Haussant les épaules, la jeune femme n’avait pas répondu à sa remarque puis l’avait laissé s’éloigner avant de se résigner, après maintes et maintes réflexions, à le rejoindre à son tour. Elle avait voulu se donner un air confiant, plus pour elle-même que pour les autres en vérité, et c’était la raison pour laquelle ses pas s’étaient faits plus assurés. Elle avait l’impression que si elle n’agissait pas ainsi, elle n’aurait pas été capable de suivre cet inconnu dont elle ne connaissait pas grand-chose mis à part qu’il était bizarre. Moins louche, mais bizarre quand même. « Je vais faire comme si je vous croyais. » Hochant la tête sur ses propos, elle s’était enfin installée à table avant de s’emparer de la carte à son tour sans trouver son bonheur. Elle ne prendrait certainement rien de très original. « Parce que je vous croise souvent. » Et que ça aussi, selon elle, c’était louche. Si l’homme face à lui essayait de détendre l’atmosphère en plaisantant, la blonde ne s’en amusait pas vraiment parce qu’une part d’elle avait perdu cette joie de vivre, parce qu’elle restait sur ses gardes et qu’elle n’était pas encore prête de rire en présence d’un étranger. « C’est vraiment tout ? » Les yeux plissés, elle l’observait avec suspicion comme si cela lui permettrait de lire au travers de ses expressions et voir si son vis-à-vis lui disait la vérité. Et à sa question suivante, Aileen s’était contentée de détourner le regard sur le menu, la trouvant soudainement intéressante ; elle n’avait aucune envie de se lancer sur ce terrain puis de parler d’elle… Son interlocuteur pouvait jouer au psychologue avec d’autres s’il le désirait, mais pas avec elle.
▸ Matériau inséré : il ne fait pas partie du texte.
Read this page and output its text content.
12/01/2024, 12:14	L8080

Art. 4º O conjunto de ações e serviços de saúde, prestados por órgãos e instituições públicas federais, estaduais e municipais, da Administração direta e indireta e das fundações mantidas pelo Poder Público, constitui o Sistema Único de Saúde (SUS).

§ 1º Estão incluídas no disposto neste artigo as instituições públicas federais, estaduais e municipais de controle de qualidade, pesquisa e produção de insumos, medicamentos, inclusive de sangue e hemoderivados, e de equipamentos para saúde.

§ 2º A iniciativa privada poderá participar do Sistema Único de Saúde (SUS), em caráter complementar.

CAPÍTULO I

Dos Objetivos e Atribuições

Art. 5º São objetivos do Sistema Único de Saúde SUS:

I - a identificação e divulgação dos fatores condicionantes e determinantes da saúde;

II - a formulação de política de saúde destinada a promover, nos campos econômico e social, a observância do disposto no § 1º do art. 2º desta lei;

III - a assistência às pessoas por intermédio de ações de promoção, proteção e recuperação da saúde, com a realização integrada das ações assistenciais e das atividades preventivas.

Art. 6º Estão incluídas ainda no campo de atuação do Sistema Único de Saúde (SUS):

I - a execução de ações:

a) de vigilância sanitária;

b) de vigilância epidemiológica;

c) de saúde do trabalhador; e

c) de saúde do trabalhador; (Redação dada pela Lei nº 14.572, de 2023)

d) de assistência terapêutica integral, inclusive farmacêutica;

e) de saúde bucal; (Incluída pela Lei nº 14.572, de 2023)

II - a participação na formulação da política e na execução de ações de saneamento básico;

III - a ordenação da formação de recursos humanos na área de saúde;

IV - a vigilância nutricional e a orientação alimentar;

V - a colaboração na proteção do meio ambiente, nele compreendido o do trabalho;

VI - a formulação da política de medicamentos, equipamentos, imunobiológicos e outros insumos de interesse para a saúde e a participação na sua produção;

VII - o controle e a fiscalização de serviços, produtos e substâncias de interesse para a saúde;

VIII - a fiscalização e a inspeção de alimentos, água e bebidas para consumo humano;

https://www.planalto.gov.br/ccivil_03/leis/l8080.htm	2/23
Elle ne lui donnerait aucune information. « Je pense que je vais prendre un cappuccino. » Autant rester dans la banalité. « Et vous ? » C’était plus un effort pour sociabiliser, comme un combat qu’elle faisait elle-même, plutôt que l’envie réelle de lui retourner la question. Refermant la carte, ses yeux avaient vaqué discrètement autour d’elle afin d’observer les alentours, repérant déjà une route où fuir si quelque chose se passait… Elle devrait s’excuser envers son vis-à-vis parce qu’elle n’était certainement pas la meilleure compagnie qu’il soit hors après tout, il était celui qui avait lancé l’invitation, pourquoi s’en soucierait-elle ?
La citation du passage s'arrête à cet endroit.